A Câmara Municipal de Vitória aprovou, na sessão desta segunda-feira (22), o Projeto de Lei nº 263/2025, que proíbe a realização de marchas, eventos e manifestações públicas voltadas à apologia do uso, posse para consumo pessoal, tráfico, cultivo ou manipulação de drogas ilícitas no município.
A proposta é de autoria do vereador Armandinho Fontoura (PL) e foi aprovada por oito votos favoráveis, após intenso debate entre os parlamentares durante a sessão plenária.
Agora, o texto segue para análise do prefeito de Vitória, que poderá sancionar ou vetar a matéria.
O que prevê o projeto
De acordo com o texto aprovado, fica proibida a realização de eventos, marchas ou manifestações em espaços públicos cuja finalidade seja promover, incentivar ou fazer apologia ao uso de drogas ilícitas, posse para consumo pessoal, tráfico de entorpecentes e o cultivo ou manipulação de substâncias ilícitas e psicotrópicas capazes de causar dependência.
Segundo o autor da proposta, a medida busca impedir que espaços públicos sejam utilizados para incentivar práticas relacionadas ao consumo de drogas.
Durante a defesa do projeto em plenário, Armandinho Fontoura afirmou que a proposta tem como foco a proteção da sociedade e fez críticas aos parlamentares que se posicionaram contra o texto.
“É muito triste o que acontece hoje, que é a glamourização da bandidagem.
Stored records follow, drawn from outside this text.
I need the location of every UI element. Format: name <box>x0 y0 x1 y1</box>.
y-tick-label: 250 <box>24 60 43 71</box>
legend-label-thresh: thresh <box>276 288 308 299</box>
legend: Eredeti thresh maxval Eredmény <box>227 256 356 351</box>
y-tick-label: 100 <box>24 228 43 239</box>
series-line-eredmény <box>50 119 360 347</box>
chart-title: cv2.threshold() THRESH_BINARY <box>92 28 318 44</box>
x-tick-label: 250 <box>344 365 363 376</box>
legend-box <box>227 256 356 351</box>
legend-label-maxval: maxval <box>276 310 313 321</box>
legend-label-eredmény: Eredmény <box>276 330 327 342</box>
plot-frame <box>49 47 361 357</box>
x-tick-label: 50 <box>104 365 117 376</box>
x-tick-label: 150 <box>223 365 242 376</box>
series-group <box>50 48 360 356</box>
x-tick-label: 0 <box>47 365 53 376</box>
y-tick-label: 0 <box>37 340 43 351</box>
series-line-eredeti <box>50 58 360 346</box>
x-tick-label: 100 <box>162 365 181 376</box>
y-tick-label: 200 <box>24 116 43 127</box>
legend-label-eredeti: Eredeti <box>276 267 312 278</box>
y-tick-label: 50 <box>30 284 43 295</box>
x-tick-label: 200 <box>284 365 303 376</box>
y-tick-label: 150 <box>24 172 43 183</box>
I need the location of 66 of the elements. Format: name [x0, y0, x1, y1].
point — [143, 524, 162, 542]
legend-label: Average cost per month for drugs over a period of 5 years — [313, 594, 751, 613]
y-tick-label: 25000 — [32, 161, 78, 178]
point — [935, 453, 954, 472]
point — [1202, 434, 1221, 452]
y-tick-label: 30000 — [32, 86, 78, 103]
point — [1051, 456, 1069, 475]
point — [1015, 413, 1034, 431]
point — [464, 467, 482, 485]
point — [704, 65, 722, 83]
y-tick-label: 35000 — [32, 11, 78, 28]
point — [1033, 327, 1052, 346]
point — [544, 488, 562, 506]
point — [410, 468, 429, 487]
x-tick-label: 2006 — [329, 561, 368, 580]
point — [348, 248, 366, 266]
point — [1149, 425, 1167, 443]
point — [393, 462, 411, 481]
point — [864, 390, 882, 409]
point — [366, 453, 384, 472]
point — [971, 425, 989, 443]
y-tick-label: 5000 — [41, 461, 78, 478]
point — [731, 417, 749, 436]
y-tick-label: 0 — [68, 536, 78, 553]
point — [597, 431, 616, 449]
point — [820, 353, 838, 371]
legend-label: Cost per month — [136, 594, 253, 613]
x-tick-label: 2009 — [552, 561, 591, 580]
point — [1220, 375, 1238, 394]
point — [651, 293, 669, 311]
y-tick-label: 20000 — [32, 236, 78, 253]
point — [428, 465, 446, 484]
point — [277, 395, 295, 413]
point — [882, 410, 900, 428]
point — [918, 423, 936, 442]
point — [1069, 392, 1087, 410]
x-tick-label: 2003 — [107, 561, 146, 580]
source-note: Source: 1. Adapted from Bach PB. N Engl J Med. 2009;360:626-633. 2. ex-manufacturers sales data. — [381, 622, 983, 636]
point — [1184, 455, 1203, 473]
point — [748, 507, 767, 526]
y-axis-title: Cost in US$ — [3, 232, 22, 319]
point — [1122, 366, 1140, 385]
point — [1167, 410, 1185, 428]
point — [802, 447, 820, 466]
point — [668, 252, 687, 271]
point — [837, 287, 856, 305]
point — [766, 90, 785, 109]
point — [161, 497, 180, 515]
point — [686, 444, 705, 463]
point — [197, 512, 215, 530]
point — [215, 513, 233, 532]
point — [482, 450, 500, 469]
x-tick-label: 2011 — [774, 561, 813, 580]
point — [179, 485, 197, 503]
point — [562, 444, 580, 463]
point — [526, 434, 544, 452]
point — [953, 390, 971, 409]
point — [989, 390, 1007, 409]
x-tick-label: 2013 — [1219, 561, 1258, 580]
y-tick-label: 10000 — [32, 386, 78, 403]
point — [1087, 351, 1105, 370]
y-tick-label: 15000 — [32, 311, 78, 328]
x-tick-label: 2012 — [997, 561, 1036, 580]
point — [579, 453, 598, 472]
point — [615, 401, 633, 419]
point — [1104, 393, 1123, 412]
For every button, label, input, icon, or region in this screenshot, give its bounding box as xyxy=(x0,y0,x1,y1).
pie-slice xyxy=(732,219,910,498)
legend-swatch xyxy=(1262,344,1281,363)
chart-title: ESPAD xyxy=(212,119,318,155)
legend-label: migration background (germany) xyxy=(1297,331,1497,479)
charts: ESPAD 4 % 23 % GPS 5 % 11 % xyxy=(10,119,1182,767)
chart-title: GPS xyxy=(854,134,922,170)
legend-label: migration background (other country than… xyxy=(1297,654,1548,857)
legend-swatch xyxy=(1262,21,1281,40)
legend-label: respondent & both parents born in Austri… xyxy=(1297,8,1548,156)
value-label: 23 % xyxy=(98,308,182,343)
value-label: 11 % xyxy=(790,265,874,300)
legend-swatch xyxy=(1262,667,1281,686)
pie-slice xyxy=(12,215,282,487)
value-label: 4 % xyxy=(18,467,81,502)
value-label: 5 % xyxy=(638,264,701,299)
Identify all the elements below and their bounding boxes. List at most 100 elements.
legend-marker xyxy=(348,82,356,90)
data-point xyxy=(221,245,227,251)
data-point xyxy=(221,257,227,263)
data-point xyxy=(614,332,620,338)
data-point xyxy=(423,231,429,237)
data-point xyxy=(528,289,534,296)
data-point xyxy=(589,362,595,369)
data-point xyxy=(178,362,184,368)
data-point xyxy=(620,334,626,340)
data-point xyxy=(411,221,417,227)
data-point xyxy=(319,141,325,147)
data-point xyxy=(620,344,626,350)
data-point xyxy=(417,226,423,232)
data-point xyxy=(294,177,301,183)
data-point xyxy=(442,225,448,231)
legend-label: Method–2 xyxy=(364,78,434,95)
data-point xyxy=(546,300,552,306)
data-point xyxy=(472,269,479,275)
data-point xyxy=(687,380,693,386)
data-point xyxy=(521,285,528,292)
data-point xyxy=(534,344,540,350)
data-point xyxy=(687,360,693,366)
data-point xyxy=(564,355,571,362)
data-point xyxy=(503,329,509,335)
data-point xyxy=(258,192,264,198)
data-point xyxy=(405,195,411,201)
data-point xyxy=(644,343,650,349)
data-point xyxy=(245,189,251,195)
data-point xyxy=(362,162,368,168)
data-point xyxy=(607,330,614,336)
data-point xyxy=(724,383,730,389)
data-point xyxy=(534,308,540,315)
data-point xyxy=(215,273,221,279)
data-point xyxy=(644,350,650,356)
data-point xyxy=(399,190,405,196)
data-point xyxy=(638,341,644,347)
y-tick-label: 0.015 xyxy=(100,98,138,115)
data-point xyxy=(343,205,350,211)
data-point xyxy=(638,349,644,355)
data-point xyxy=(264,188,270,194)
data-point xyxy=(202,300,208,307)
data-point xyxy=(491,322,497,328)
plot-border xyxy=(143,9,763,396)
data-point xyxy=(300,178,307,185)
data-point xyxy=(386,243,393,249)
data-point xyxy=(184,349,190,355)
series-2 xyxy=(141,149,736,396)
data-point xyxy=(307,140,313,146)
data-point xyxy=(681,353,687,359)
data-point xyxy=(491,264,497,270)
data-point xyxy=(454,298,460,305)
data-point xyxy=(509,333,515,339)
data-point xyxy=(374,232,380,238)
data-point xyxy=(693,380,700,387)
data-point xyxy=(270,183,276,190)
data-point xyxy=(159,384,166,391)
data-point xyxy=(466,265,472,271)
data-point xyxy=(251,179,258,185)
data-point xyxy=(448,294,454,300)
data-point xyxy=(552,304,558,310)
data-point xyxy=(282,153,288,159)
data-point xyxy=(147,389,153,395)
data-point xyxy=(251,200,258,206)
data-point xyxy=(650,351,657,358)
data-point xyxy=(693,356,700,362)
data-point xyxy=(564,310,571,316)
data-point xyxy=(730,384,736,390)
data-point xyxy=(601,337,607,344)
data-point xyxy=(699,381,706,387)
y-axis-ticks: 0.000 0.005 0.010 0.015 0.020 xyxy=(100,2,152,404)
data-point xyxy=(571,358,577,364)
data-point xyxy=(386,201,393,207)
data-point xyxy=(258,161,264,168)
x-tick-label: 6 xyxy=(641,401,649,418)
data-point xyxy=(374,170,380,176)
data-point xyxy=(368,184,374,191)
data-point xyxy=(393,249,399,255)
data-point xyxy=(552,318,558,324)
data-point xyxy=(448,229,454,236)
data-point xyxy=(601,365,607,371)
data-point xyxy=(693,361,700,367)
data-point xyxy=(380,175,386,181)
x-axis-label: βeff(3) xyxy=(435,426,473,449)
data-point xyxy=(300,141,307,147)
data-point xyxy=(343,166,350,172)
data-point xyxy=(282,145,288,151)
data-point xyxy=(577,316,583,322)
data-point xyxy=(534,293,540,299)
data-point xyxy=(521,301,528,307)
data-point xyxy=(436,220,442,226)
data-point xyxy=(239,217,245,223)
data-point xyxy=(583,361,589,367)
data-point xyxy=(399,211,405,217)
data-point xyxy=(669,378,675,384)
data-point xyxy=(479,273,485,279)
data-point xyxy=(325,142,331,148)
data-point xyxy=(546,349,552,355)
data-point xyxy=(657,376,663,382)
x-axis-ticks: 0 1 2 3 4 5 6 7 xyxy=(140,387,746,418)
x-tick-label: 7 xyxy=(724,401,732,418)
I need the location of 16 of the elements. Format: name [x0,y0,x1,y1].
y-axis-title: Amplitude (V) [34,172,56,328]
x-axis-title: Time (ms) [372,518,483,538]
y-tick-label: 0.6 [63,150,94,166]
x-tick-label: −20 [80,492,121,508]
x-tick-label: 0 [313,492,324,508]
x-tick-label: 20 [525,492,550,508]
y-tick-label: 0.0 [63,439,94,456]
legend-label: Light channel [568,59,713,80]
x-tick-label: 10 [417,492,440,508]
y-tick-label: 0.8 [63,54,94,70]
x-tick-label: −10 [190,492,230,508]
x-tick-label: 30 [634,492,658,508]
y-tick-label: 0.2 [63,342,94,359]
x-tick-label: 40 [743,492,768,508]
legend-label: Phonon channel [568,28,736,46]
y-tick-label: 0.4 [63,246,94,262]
Só que tem muitos socialistas maconheiros que acham bonito defender o narcotráfico”, declarou o vereador durante a sessão.
Debate em plenário
A votação foi marcada por divergências entre parlamentares da base e da oposição.
As vereadoras Karla Coser (PT) e Ana Paula Rocha (PSOL) votaram contra a proposta.
Autor diz que projeto não restringe manifestações legítimas
Segundo a justificativa apresentada pelo vereador, a vedação aplica-se exclusivamente a manifestações que tenham como objetivo incentivar ou promover o consumo de drogas ilícitas.
O texto afirma que manifestações de natureza lícita não seriam atingidas pela norma. Entre os exemplos citados está a chamada Marcha da Maconha, mencionada na justificativa como uma manifestação que poderia ser alcançada pela vedação prevista no projeto.
Para Armandinho Fontoura, a proposta busca compatibilizar o uso dos espaços públicos com políticas voltadas à proteção da saúde coletiva.
Próximos passos
Com a aprovação pela Câmara Municipal, o projeto será encaminhado ao Poder Executivo.
Caso seja sancionado pelo prefeito, a proposta passará a integrar a legislação municipal de Vitória. Se houver veto, total ou parcial, o texto retornará à Câmara, que poderá manter ou derrubar a decisão do Executivo.
Debate jurídico
O tema costuma gerar discussões jurídicas porque envolve o equilíbrio entre a liberdade de reunião e de expressão, garantidas pela Constituição Federal, e o combate à apologia de práticas consideradas ilícitas.
Em 2011, o Supremo Tribunal Federal decidiu, por unanimidade, que manifestações como a Marcha da Maconha, quando destinadas a defender mudanças na legislação sobre drogas e realizadas de forma pacífica, estão protegidas pela liberdade de expressão e de reunião, desde que não configurem incentivo ao consumo imediato ou à prática de crimes.
A eventual aplicação da futura lei municipal poderá, portanto, ser objeto de análise judicial caso haja questionamentos sobre sua constitucionalidade.
Fonte Câmara Municipal de Vitória e texto do Projeto de Lei nº 263/2025.